Perfect balance is achieved by her kerchief, flying in the wind. We also get a feeling of “déjà vue” when we see the sun shining at it – isn't it much the same as the sun mingled willow leaves in the ‘River Scene’?

  1. In the turned-left version, (W 1077), Suzanne stands turned away from the sun. It seems like the wind is blowing harder. She is protecting herself more from the wind, than from the sun. The intensive shadow on the grass, we certainly recognise from our ‘Meadow scene’!

    Worth notifying is also how we can see the sun shining through (!) her parasol, in a similar way as through the hat in the ‘River scene’, and, furthermore, we have the same kind of shadow from the parasol, as from the hat in the ‘River Scene’! Please have a close look at the parasol and you will also recognise the same, easy, masterly painted outlines as in Suzanne’s dress and the table in the ‘Garden scene’.

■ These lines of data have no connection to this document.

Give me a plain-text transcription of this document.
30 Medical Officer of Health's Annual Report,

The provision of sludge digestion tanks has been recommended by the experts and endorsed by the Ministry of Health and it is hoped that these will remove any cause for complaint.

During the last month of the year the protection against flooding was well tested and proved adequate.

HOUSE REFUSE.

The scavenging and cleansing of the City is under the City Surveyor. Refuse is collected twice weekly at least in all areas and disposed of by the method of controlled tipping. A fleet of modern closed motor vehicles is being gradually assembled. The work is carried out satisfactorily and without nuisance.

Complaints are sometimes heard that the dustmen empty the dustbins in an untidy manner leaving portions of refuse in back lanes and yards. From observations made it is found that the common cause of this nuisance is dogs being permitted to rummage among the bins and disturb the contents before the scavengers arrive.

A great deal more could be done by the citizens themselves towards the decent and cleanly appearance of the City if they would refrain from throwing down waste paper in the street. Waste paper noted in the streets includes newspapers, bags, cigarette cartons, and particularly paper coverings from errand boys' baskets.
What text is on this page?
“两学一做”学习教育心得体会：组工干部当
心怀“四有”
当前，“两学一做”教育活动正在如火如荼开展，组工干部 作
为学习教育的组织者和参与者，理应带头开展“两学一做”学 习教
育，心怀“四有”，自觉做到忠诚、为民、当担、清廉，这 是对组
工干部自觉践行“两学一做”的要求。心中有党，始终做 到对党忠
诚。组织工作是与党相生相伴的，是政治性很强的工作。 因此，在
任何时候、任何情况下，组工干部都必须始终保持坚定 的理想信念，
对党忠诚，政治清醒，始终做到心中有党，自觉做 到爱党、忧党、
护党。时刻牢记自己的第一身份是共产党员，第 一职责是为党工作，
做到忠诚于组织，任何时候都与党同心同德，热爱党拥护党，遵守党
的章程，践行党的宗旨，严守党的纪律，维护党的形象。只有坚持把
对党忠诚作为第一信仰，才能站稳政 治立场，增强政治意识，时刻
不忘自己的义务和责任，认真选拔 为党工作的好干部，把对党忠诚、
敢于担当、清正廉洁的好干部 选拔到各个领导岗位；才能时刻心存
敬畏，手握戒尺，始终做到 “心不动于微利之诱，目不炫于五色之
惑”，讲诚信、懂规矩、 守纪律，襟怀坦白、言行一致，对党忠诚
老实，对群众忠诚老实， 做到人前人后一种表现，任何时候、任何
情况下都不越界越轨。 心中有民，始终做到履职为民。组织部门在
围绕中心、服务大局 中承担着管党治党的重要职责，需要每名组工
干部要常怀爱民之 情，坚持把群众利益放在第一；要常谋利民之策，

    After having studied all these details, it is fascinating to make the same study of the details in the painting ‘Woman with a parasol’, from 1875, (W381), National Gallery of Art, Washington, (of which the above are reprises). Here we have Camille in full shadow with the sun shining from behind her. It is all there: the Shadow on the grass. The Sun glitter at her dress. The same outline of the parasol. Compare the colours in the dress here with the ‘Meadow scene’ and the colours at the shadow side of the dress.